My room's a shambles, my life's a shambles, everything's a shambles, but it's all okay, because I have ice cream. *sobs brokenly* No, I don't. I'm allergic to ice cream.
Sorry, that was really random and mostly untrue, but I was looking through my old links and I somehow got to the update-my-LJ page, and that was the first thing to say that popped into my head. :-3 My room's a mess, but that's it. I'm very happy with the rest. But I'm still allergic to ice cream. *sobs*
Now that I have that off my chest, I'd just like to say that everything's going well of late. I got my parents' new computer all fixed up, and fixed the weird random-reset problem by trashing the network card. I should have thought of it sooner. Ah well, now I just need to figure out how to get the sound working.

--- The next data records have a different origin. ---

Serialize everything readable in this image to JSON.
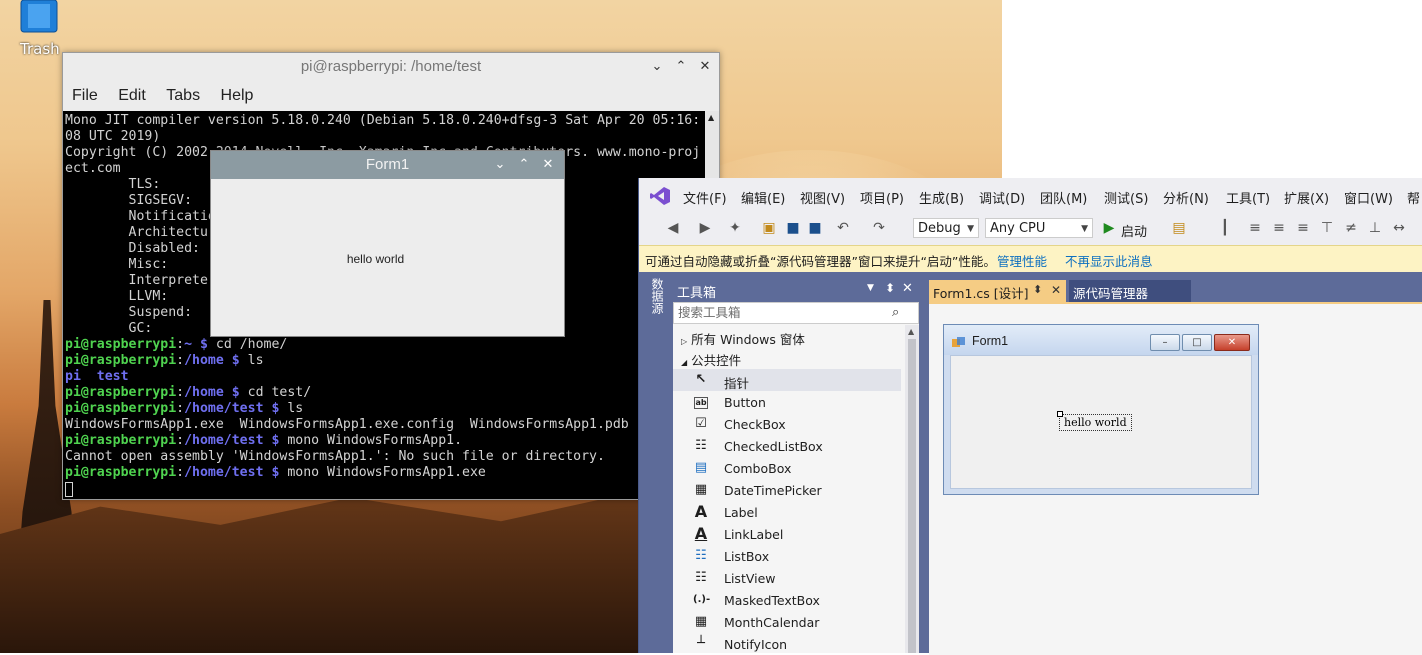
{
  "desktop": {
    "trash_label": "Trash",
    "icons": [
      "trash-icon"
    ]
  },
  "terminal": {
    "title": "pi@raspberrypi: /home/test",
    "menu": [
      "File",
      "Edit",
      "Tabs",
      "Help"
    ],
    "lines": [
      "Mono JIT compiler version 5.18.0.240 (Debian 5.18.0.240+dfsg-3 Sat Apr 20 05:16:",
      "08 UTC 2019)",
      "Copyright (C) 2002-2014 Novell, Inc, Xamarin Inc and Contributors. www.mono-proj",
      "ect.com",
      "        TLS:",
      "        SIGSEGV:",
      "        Notificatio",
      "        Architectur",
      "        Disabled:",
      "        Misc:",
      "        Interprete",
      "        LLVM:",
      "        Suspend:",
      "        GC:"
    ],
    "prompts": [
      {
        "user": "pi@raspberrypi",
        "path": "~",
        "cmd": "cd /home/"
      },
      {
        "user": "pi@raspberrypi",
        "path": "/home",
        "cmd": "ls"
      },
      {
        "output_blue": "pi  test"
      },
      {
        "user": "pi@raspberrypi",
        "path": "/home",
        "cmd": "cd test/"
      },
      {
        "user": "pi@raspberrypi",
        "path": "/home/test",
        "cmd": "ls"
      },
      {
        "output": "WindowsFormsApp1.exe  WindowsFormsApp1.exe.config  WindowsFormsApp1.pdb"
      },
      {
        "user": "pi@raspberrypi",
        "path": "/home/test",
        "cmd": "mono WindowsFormsApp1."
      },
      {
        "output": "Cannot open assembly 'WindowsFormsApp1.': No such file or directory."
      },
      {
        "user": "pi@raspberrypi",
        "path": "/home/test",
        "cmd": "mono WindowsFormsApp1.exe"
      }
    ],
    "colors": {
      "user": "#4fd34f",
      "path": "#6f6ff0",
      "text": "#d3d3d3"
    }
  },
  "form1": {
    "title": "Form1",
    "label": "hello world"
  },
  "vs": {
    "menu": [
      "文件(F)",
      "编辑(E)",
      "视图(V)",
      "项目(P)",
      "生成(B)",
      "调试(D)",
      "团队(M)",
      "测试(S)",
      "分析(N)",
      "工具(T)",
      "扩展(X)",
      "窗口(W)",
      "帮"
    ],
    "toolbar": {
      "config": "Debug",
      "platform": "Any CPU",
      "start": "启动"
    },
    "info_bar": {
      "message": "可通过自动隐藏或折叠“源代码管理器”窗口来提升“启动”性能。",
      "link1": "管理性能",
      "link2": "不再显示此消息"
    },
    "side_tab": "数据源",
    "toolbox": {
      "title": "工具箱",
      "search_placeholder": "搜索工具箱",
      "categories": [
        "所有 Windows 窗体",
        "公共控件"
      ],
      "items": [
        {
          "icon": "pointer-icon",
          "label": "指针"
        },
        {
          "icon": "button-icon",
          "label": "Button"
        },
        {
          "icon": "checkbox-icon",
          "label": "CheckBox"
        },
        {
          "icon": "checkedlistbox-icon",
          "label": "CheckedListBox"
        },
        {
          "icon": "combobox-icon",
          "label": "ComboBox"
        },
        {
          "icon": "datetimepicker-icon",
          "label": "DateTimePicker"
        },
        {
          "icon": "label-icon",
          "label": "Label"
        },
        {
          "icon": "linklabel-icon",
          "label": "LinkLabel"
        },
        {
          "icon": "listbox-icon",
          "label": "ListBox"
        },
        {
          "icon": "listview-icon",
          "label": "ListView"
        },
        {
          "icon": "maskedtextbox-icon",
          "label": "MaskedTextBox"
        },
        {
          "icon": "monthcalendar-icon",
          "label": "MonthCalendar"
        },
        {
          "icon": "notifyicon-icon",
          "label": "NotifyIcon"
        }
      ]
    },
    "tabs": [
      {
        "label": "Form1.cs [设计]",
        "active": true
      },
      {
        "label": "源代码管理器",
        "active": false
      }
    ],
    "designer": {
      "form_title": "Form1",
      "label_text": "hello world"
    },
    "accent": "#f5cc84",
    "chrome": "#5d6b99"
  }
}
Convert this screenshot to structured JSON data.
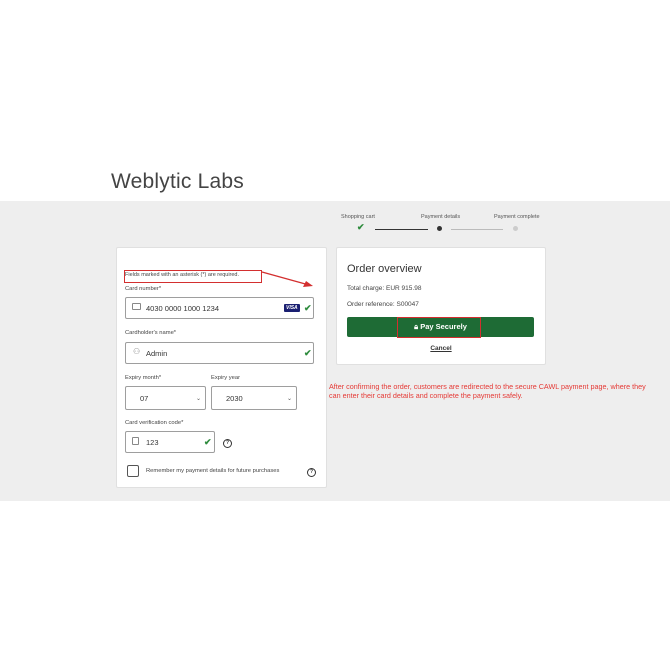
{
  "brand": "Weblytic Labs",
  "steps": [
    {
      "label": "Shopping cart",
      "state": "done"
    },
    {
      "label": "Payment details",
      "state": "current"
    },
    {
      "label": "Payment complete",
      "state": "pending"
    }
  ],
  "form": {
    "required_note": "Fields marked with an asterisk (*) are required.",
    "card_number_label": "Card number*",
    "card_number_value": "4030 0000 1000 1234",
    "card_brand": "VISA",
    "holder_label": "Cardholder's name*",
    "holder_value": "Admin",
    "expiry_month_label": "Expiry month*",
    "expiry_month_value": "07",
    "expiry_year_label": "Expiry year",
    "expiry_year_value": "2030",
    "cvc_label": "Card verification code*",
    "cvc_value": "123",
    "remember_label": "Remember my payment details for future purchases",
    "help_glyph": "?"
  },
  "overview": {
    "title": "Order overview",
    "total": "Total charge: EUR 915.98",
    "reference": "Order reference: S00047",
    "pay_label": "Pay Securely",
    "cancel_label": "Cancel"
  },
  "annotation": "After confirming the order, customers are redirected to the secure CAWL payment page, where they can enter their card details and complete the payment safely.",
  "colors": {
    "accent": "#1e6b35",
    "check": "#2e8b3d",
    "highlight": "#d32f2f",
    "annotation": "#e53935"
  }
}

I ordered an external HPNA bridge, so hopefully I can wire the upstairs and not have to worry about cards and stuff. Ah well, we'll see what happens, eh?
*yawn* I'm tired. No, not tired; exhausted. The difference is that I don't feel tried, I just feel blah, and I can't make myself function properly. Or think coherently. So I'm just rambling. I got anew pinball game! Whoo hooo! It's on my computer, though. I still need to fix the Machine. Anyhow, I made 32,000,000 on Alien Daze! It was cool! :-3 I want to get better at abducting humans. :-3
*blinkblink* I'm really out of it, aren't I? I don't even sound like me to me! o.0 I should go to bed... My bed's buried under junk. My whole room is. I've been so busy on parent's computer that I've been throwing things into my room in my spare moments. I need to fix that before I move out. Ross hasn't said anything about hiring me on full time. I hope I have enough money for college. Ross hasn't said anything about Shell's inspection, either. IT was his birthday yesterday as well as Memorial Day, and he was working, so I didn't press the issue. That one girl whose been in the hospital was at work tonight...something about premature labor (she's in her first trimester, I think). Good to see her back. I'm not sure if I've ever seen her before or not. Ross didn't like the birthday cake I got him (found out belatedly that he doesn't like cake :-P ), so we've been eating it. Except me. I'm allergic to it. They had one I wouldn't be allergic to, but it was really small. I wanted to get Ross a full sheet. He smiled. I'm glad. We sang him Happy Birthday. He acted like me when put in that situation...clearly had no idea what to do, so he flipped over to automatic mode and just smiled and went about his business. :-3 We're disturbingly similar sometimes. They painted the building today. It now has a white top. They're either gonna paint a different color on the bottom or re-post the fiberglass. I hope it's paint. That fiberglass stuff was nasty. Our sign doesn't match the Jacksonses in Middleton (Jacksons switched to Shell), so that'll prolly hafta change, too. I'm glad the paint was contracted instead of me having to do it. Poor Ross. He has to pay for all that out of his own pocket just because Shell decided to change their background color from red to white. And he had to work through is day off Saturday because we're understaffed. And he worked on his birthday/memorial day. I need bed. Muchly.
I can't have food at work anymore. They cook things on a grill that's used to cook things with butter in them. My allergy threshold continues to plummet. It won't be long before I have to wear a gas mask because there's some insanely small amount of lactose in the air at any given time. I hate my allergy. I wish it would die. And not me. I want cheesecake. I'm having an allergic reaction to something, but I dunno what. I'm being extra careful, but i don't know if it's helping or not. I wish I wasn't allergic to things. Tim or Tom or whatever his name is says it's arsenic. Arsenic enhances complications/allergies/intolerances. I got enough of it in Alaska I'm set for life. Some doctor online recommends flushing your system with mercury and molybdenum and titanium alloy to get rid of it. I'm not gonna try that. I want to sleep. Not die. Goodnight. Sweet dreams everyone. *snuggles everyone long time*
Sorry for Random rambles. :( I really shouldn't post this, but to do otherwise would be to lie by omission. I'm weird. And I'm not drunk. Or high. Or stuff like that.